En l’occurrence, s’agissant d’un accident de la circulation, le tiers responsable a, par la voie de son assureur, indemnisé l’intéressée mais, pour ce qui est des prestations non cumulables, à partir d’une période postérieure de plus de trois ans à l’accident. Cette date a été fixée par le tribunal de première instance et elle est retenue par la cour comme point de départ non contesté de la réparation en droit commun.

L’Etat belge soutenait, pour sa part, que la date retenue en matière de prestations aux personnes handicapées étant bien antérieure, il y avait lieu de procéder à un calcul anti-cumul depuis celle-ci.

Deux arrêts sont retenus par la cour du travail, un premier en matière AMI, dans lequel la Cour suprême a rappelé que le droit de subrogation de l’organisme qui a octroyé des avances est limité et ne peut s’exercer que sur les prestations octroyées concernant un même dommage. En l’occurrence, anticiper dans le régime des prestations aux personnes handicapées l’indemnisation accordée pour une période ultérieure en droit commun avait pour effet de ne pas couvrir la réparation du même dommage.

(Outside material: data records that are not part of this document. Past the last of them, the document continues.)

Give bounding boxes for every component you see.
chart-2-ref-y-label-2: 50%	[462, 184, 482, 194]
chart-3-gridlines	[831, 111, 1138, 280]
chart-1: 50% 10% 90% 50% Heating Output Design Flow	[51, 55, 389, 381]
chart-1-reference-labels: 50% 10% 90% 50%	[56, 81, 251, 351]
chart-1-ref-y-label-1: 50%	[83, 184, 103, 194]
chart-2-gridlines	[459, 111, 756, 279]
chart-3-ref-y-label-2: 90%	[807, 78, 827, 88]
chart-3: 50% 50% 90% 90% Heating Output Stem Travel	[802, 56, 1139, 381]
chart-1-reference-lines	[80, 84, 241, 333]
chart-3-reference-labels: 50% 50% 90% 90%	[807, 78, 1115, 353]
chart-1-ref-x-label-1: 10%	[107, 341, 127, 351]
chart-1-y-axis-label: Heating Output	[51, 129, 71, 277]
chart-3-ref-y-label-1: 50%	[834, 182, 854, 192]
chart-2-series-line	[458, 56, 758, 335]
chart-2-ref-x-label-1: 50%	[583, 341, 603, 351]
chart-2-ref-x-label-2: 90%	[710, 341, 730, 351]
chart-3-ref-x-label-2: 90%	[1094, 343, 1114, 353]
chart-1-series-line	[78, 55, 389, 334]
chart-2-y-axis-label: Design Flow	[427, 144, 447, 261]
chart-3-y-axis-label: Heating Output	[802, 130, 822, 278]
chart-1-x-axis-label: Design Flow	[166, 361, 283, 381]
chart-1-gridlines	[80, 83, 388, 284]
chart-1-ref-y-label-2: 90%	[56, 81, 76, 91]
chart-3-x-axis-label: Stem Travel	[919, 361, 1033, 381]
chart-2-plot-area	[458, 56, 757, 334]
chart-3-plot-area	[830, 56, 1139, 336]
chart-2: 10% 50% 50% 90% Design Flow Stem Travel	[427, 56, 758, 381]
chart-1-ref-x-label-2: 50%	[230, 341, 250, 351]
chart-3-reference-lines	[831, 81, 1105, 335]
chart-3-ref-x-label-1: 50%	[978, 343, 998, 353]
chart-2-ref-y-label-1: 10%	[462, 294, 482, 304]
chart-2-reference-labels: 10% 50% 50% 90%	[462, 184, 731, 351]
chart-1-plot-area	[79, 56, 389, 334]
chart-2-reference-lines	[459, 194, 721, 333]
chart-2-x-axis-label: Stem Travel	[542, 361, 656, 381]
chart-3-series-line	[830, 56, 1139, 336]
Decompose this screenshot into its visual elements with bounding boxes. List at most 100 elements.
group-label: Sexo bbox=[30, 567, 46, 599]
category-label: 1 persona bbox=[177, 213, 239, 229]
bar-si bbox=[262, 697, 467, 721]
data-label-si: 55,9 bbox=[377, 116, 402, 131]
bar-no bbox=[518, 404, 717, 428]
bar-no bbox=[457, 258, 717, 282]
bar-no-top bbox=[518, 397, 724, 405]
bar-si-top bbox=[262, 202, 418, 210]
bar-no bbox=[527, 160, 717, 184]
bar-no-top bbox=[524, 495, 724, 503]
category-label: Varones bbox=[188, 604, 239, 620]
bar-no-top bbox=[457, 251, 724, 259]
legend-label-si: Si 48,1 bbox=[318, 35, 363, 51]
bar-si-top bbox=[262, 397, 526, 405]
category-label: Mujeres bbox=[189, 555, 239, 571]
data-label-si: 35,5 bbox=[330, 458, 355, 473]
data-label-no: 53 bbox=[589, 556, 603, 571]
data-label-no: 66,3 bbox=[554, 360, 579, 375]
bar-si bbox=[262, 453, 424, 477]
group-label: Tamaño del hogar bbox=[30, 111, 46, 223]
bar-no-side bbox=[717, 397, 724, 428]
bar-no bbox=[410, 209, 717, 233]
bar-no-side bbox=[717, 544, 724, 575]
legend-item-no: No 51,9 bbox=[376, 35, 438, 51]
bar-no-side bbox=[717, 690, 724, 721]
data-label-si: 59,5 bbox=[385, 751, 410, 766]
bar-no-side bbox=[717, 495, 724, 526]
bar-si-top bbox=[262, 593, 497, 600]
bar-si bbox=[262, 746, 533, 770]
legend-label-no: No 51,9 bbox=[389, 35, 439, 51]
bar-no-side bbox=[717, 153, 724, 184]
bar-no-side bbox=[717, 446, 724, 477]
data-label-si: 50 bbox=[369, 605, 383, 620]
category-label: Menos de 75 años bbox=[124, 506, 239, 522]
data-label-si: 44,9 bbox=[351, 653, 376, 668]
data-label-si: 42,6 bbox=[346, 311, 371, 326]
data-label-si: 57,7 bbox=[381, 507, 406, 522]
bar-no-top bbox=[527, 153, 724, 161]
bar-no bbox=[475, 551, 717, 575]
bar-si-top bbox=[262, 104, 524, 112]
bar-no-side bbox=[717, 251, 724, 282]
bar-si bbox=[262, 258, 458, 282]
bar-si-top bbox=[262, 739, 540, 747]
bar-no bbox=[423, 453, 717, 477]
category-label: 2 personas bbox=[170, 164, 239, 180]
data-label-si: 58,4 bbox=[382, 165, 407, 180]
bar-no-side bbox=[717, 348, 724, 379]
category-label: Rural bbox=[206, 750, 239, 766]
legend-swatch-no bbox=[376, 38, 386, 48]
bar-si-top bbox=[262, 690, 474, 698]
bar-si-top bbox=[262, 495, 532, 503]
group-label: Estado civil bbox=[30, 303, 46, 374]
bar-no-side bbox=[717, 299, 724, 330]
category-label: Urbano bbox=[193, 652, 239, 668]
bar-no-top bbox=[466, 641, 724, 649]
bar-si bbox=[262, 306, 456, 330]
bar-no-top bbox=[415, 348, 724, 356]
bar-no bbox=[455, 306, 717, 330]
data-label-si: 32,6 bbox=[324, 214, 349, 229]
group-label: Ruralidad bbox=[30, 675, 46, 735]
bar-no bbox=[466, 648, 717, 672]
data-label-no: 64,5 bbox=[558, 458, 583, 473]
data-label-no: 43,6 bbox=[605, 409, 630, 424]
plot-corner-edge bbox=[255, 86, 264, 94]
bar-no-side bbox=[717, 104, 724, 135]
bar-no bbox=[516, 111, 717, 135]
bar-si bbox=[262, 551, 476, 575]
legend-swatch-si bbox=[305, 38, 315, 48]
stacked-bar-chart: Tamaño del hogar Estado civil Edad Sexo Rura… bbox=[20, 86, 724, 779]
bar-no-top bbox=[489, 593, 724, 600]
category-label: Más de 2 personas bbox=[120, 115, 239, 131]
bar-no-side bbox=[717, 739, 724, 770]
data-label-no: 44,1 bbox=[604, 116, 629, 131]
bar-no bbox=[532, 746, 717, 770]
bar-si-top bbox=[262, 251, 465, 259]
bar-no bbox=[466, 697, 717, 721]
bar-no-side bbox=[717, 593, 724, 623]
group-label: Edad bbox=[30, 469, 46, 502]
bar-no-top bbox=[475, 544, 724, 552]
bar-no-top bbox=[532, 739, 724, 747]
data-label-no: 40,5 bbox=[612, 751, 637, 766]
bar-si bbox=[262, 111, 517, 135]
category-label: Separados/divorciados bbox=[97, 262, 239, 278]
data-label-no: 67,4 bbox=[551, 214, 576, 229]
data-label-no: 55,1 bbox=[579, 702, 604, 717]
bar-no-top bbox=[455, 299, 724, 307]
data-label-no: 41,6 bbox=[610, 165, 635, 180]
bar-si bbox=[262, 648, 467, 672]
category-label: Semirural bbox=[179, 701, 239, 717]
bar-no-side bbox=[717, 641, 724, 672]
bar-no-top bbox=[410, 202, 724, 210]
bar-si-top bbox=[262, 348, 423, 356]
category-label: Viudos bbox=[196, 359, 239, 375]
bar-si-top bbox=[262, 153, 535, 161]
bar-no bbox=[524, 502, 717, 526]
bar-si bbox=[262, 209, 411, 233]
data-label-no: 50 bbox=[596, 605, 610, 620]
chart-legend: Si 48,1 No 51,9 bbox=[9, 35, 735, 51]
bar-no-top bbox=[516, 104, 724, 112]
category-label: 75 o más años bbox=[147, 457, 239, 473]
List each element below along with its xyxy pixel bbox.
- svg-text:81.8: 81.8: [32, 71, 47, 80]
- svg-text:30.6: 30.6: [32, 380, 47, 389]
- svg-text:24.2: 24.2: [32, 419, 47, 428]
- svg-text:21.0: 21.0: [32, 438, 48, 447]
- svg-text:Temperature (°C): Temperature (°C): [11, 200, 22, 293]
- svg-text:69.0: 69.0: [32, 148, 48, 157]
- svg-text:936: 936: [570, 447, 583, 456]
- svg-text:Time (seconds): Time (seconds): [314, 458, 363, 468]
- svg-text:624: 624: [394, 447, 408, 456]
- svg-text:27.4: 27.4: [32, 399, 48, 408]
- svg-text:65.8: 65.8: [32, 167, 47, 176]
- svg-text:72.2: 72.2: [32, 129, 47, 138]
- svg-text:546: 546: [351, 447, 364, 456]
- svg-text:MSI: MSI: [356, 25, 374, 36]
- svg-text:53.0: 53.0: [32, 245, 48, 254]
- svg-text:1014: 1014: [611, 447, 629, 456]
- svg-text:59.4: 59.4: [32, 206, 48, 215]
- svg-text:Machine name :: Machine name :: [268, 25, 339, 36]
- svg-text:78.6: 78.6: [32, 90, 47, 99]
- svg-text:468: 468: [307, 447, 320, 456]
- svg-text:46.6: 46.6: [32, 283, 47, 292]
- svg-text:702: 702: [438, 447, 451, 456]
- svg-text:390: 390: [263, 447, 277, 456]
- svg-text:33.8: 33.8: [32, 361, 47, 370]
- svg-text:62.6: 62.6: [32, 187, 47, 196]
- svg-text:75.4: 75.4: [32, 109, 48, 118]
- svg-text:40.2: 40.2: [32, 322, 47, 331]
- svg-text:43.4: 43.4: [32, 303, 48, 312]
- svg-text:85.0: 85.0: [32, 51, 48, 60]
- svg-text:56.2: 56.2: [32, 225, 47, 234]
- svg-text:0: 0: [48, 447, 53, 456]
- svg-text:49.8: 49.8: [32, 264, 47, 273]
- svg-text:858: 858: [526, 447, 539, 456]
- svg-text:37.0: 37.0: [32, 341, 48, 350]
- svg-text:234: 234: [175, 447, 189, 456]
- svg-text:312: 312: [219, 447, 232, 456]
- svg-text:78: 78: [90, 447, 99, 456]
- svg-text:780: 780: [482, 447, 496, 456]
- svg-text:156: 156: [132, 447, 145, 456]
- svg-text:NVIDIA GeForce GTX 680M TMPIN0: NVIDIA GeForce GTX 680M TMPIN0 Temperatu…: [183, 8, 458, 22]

Par ailleurs, dans l’arrêt rendu le 7 octobre 2019, elle a rappelé que les prestations (ARR et AI) visées à l’article 7, § 2, de la loi trouvent leur fondement dans une limitation de la capacité de gain ou dans la perte ou la diminution de l’autonomie de la personne. Il en découle que seule l’indemnisation perçue destinée à compenser une limitation de la capacité de gain ou la perte ou la diminution de l’autonomie doit être prise en compte dans le calcul des sommes non cumulables avec celles-ci.